The surge of the patients to the CHC is so much that Dr S K Panda, the only paediatrician, says he has to often “sacrifice” his off days.
PHC: ‘I am useless’
The situation is equally abysmal at the PHCs, one tier below CHCs. At the four-bed Kodigan PHC of Kosagumuda, AYUSH doctor Rakesh Kumar Jali holds the fort in absence of an MBBS doctor. Sitting inside an asbestos-roofed building, Jali says, “In medico-legal cases, I am useless. I suggest medicines, the pharmacist prescribes it on paper.”
The Kodigan PHC lacks a dedicated transformer for power supply. The newly-built OPD and labour room have been lying unused due to lack of water supply. Jali functions out of the labour room.
Sub-centre: ‘Bulb in wrong location’
The situation is probably the worst at sub-centres, the lower-most tier. Catering to over 3,800 villagers, the Makia sub-centre in Papadahandi block has a labour room with a leaky asbestos roof where Auxiliary Nursing Midwife (ANM) Madhumita Das and additional ANM Sukesini Sahu perform 19-20 deliveries on an average every month.
The paediatric ventilator, set up last year, is lying useless without dedicated power supply. The solar panel on the roof is not connected to the ventilator and serves no other purpose except light a bulb in a corner.
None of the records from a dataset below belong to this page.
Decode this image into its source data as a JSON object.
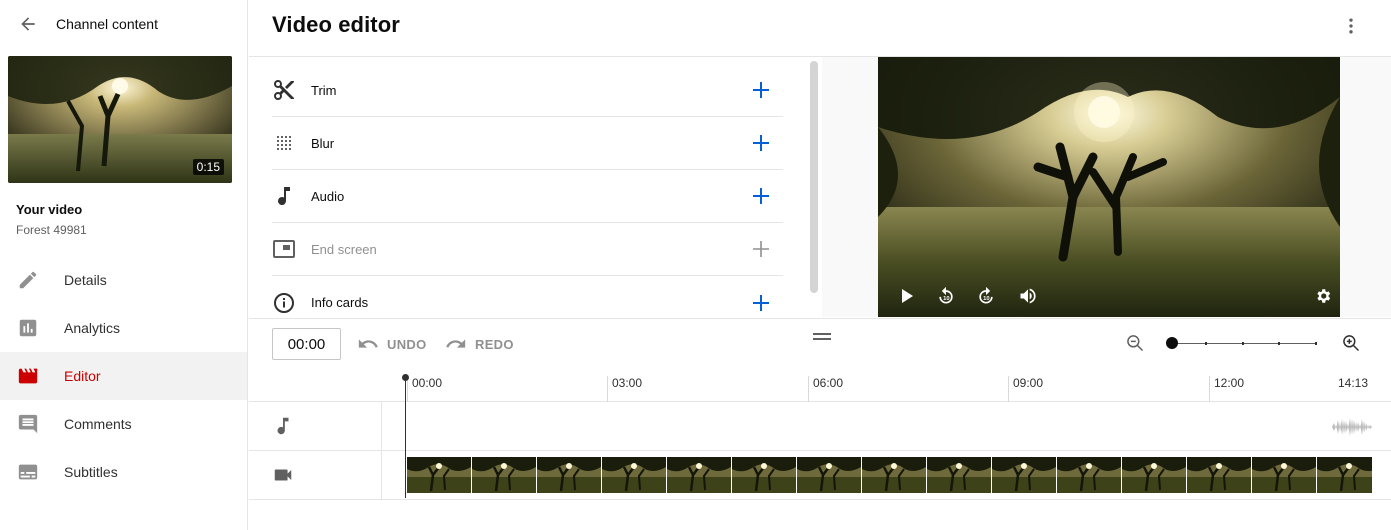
{
  "sidebar": {
    "title": "Channel content",
    "thumbnail": {
      "duration": "0:15"
    },
    "video_label": "Your video",
    "video_name": "Forest 49981",
    "nav": [
      {
        "label": "Details",
        "icon": "pencil-icon"
      },
      {
        "label": "Analytics",
        "icon": "analytics-icon"
      },
      {
        "label": "Editor",
        "icon": "clapperboard-icon",
        "active": true
      },
      {
        "label": "Comments",
        "icon": "comment-icon"
      },
      {
        "label": "Subtitles",
        "icon": "subtitles-icon"
      }
    ]
  },
  "header": {
    "title": "Video editor"
  },
  "tools": [
    {
      "label": "Trim",
      "icon": "scissors-icon"
    },
    {
      "label": "Blur",
      "icon": "blur-icon"
    },
    {
      "label": "Audio",
      "icon": "music-note-icon"
    },
    {
      "label": "End screen",
      "icon": "end-screen-icon",
      "disabled": true
    },
    {
      "label": "Info cards",
      "icon": "info-icon"
    }
  ],
  "timeline": {
    "timecode": "00:00",
    "undo_label": "UNDO",
    "redo_label": "REDO",
    "ruler": [
      "00:00",
      "03:00",
      "06:00",
      "09:00",
      "12:00",
      "14:13"
    ],
    "zoom_level": 0
  },
  "colors": {
    "accent": "#065fd4",
    "active_nav": "#cc0000",
    "disabled": "#909090"
  }
}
“During childbirth at night, I bring an emergency lamp from home as the bulb lit by the solar panel is fitted at the wrong location. The freezer is also not working due to lack of dedicated power supply,” says Das.
Govt: ‘No readymade solutions’
Health Secretary Ahuja admits that the government does not have any readymade solutions as yet. However, she says, they are considering an “assured transfer policy” for doctors who serve in KBK districts for at least three years. The government is also planning to implement a “KBK allowance” of 40-100 per cent (already in place for regular doctors) of the regular basic salary for ad-hoc and contractual doctors, she adds.
“We are also planning a corpus fund at the district level through which the district collector can get houses near hospitals on rent. If we are in a position to post only five-six doctors against a vacancy of 10, the collector will rotate the doctors in the PHC or CHC and provide for transportation costs,” says Ahuja.
“The collectors will also be given the freedom to engage specialists and super specialists on contract from outside Odisha till a permanent solution is found,” Ahuja says.